Department of Aerospace Engineering Associate Professor Derek Paley has been promoted to the rank of professor by University of Maryland (UMD) President, Dr. Wallace Loh. The promotion is effective July 1, 2017.
Paley joined UMD faculty in 2007 and currently directs the Collective Dynamics and Control Laboratory where his research focuses on the areas of nonlinear dynamics and control, cooperative control of autonomous vehicles, adaptive sampling with mobile sensor networks, autonomous underwater vehicles and spatial models of biological collectives.
Paley has been recognized by the U.S. Whitehouse with a Presidential Early Career Award for Scientists and Engineers (PECASE), the highest honor bestowed by the United States Government on science and engineering professionals in the early stages of their independent research careers.

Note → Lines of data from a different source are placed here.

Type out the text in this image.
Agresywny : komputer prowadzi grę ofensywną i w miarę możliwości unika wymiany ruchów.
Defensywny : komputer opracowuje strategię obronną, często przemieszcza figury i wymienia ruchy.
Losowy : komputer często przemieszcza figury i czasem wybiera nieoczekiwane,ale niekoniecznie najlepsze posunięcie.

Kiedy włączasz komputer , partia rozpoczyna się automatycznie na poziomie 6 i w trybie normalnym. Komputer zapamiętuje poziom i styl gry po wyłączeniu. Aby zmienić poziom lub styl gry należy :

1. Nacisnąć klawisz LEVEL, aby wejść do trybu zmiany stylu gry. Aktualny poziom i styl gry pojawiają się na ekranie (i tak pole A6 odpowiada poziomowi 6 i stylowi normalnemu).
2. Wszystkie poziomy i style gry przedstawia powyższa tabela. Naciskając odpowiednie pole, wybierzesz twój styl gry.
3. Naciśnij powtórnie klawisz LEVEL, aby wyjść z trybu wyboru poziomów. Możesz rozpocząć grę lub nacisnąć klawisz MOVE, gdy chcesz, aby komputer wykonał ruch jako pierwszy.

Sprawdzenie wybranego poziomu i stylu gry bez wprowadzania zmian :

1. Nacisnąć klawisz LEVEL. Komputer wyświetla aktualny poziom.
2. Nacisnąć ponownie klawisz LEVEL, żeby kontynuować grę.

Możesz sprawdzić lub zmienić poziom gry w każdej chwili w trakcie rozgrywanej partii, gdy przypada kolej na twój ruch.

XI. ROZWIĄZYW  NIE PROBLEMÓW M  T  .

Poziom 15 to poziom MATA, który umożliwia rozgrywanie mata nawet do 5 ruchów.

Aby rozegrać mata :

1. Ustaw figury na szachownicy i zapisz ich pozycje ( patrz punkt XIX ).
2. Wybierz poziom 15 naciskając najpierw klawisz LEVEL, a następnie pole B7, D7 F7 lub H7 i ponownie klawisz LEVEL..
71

In addition, Paley has received a National Science Foundation Early Career Development Award, was named Engineer of the Year in 2015 by the American Institute of Aeronautics and Astronautics (AIAA) National Capital Section and awarded the Clark School’s 2014 E. Robert Kent Teaching Award for Junior Faculty. He was also invited to present at the National Academy of Engineering’s 2016 U.S. Frontiers of Engineering Symposium during the “Extreme Engineering: Extreme Autonomy in Space, Air, and Land” session on “Autonomy Underwater: Ocean Sampling by Autonomous Underwater Vehicles.”
He received the B.S. degree in applied physics from Yale University in 1997, and then worked as an analyst in the defense industry for Metron, Inc. and then as a software engineer in the autonomous underwater vehicle industry for Bluefin Robotics Corp. in Cambridge, Mass. He received his M.A. and Ph.D. degrees in mechanical and aerospace engineering from Princeton University.